Franco’s films never achieved major commercial success and his work is still unknown to mainstream audiences, but he deserves to be recognized as an auteur. Though he worked across a wide range of genres, all of Franco’s films are undoubtedly ingrained with his personal style. His fantastic, often surreal films lovingly celebrated the female nude, and though he made a lot of exploitation films, his cinematic world proved that women were equal to men in games of power, sex, and crime. He loved jazz music and was an accomplished musician in his own right. His films, even the cheapest and most utilitarian among them, are charming and imaginative. I never had the pleasure to meet Franco personally, but I’ve only heard positive things about the man, his zest for life and art, and his desire to live and breathe cinema.
Unlike many other cult directors, Franco’s work was fortunately recognized and celebrated during his life time, particularly in the last decade. His films have begun to turn up on special edition DVD releases and he was given a lifetime achievement award in his home country, Spain. Look for more of some of his previously unavailable films to be released in the upcoming year.

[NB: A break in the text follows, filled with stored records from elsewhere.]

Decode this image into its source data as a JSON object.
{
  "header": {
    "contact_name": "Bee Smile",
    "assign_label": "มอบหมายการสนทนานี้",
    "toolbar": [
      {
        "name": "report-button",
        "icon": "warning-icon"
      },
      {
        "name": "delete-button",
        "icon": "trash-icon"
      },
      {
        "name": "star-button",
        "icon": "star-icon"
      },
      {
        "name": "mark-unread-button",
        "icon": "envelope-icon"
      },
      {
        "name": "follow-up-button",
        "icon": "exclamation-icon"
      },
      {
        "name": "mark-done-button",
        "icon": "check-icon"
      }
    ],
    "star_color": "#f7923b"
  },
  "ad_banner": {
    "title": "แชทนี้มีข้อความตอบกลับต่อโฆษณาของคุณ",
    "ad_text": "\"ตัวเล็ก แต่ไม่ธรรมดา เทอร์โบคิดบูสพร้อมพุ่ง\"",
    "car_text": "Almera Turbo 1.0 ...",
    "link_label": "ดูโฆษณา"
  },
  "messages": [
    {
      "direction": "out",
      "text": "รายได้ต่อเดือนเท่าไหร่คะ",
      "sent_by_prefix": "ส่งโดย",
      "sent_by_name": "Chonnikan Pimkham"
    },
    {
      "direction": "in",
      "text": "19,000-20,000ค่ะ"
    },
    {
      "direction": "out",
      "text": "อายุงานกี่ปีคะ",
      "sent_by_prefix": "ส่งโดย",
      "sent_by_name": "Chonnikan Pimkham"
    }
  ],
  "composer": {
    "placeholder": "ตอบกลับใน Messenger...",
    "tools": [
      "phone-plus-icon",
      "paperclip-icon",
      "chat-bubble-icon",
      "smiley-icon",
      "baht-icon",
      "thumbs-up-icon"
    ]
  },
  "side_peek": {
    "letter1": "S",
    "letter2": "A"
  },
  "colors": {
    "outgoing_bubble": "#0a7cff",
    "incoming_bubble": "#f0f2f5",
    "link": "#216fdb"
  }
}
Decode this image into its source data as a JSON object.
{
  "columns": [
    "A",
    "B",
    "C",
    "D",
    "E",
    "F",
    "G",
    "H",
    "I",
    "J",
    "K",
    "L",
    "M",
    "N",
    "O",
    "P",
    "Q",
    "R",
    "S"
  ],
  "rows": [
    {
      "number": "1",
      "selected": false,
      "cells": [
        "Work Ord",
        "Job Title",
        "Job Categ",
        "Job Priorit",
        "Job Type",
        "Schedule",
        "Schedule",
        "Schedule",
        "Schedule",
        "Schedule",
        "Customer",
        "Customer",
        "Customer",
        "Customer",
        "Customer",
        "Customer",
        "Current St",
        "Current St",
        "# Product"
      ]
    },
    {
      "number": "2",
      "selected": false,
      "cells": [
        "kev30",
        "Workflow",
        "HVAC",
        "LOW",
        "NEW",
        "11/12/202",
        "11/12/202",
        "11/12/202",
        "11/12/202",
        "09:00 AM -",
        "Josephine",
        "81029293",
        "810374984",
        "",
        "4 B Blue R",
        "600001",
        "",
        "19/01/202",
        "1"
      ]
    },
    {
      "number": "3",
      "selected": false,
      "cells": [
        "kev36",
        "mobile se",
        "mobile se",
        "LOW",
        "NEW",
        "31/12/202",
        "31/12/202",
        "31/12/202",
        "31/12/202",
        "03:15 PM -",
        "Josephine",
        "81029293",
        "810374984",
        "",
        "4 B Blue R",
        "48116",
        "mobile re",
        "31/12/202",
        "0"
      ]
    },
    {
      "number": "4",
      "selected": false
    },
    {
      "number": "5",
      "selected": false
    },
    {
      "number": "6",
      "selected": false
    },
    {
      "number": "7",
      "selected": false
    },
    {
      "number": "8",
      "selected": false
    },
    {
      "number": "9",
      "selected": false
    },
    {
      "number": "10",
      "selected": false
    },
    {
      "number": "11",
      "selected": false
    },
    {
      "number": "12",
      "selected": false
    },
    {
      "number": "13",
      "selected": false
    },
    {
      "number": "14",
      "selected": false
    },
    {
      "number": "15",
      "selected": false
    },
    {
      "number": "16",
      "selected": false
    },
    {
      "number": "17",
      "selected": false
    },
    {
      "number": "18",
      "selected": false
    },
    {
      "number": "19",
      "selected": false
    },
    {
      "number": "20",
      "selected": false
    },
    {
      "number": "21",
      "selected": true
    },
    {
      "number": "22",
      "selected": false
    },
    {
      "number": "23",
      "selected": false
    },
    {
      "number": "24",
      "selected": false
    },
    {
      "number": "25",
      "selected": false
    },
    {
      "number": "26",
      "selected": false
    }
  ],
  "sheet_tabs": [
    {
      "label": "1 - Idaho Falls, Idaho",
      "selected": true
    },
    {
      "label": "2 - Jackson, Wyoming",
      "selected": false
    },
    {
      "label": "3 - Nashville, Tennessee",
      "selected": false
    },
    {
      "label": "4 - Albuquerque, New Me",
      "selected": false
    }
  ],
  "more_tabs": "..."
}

If you’re unfamiliar with Franco’s work, here are a few of my favorites to start with: The Awful Dr. Orloff and the Orloff series, Franco’s Fu Manchu films, especially The Castle of Fu Manchu, 99 Women, Justine, Venus in Furs, Count Dracula, Jack the Ripper, Virgin Among the Living Dead, Eugenie, She Killed in Ecstasy, Vampyros Lesbos, Female Vampire, Lorna the Exorcist, and Love Letters of a Portuguese Nun. There are many, many more. If you want to know more about this wonderful man and his imaginative works, check out Cathal Tohill and Pete Tombs’ Immoral Tales: European Sex & Horror Movies 1956-1984. Musician and film critic Stephen Thrower is currently working on a book about Franco and his films.
My thoughts are with Franco’s family, friends, and fans, but I’m sure where ever he is, one of cinema’s most fascinating figures is still making movies with his beloved Lina.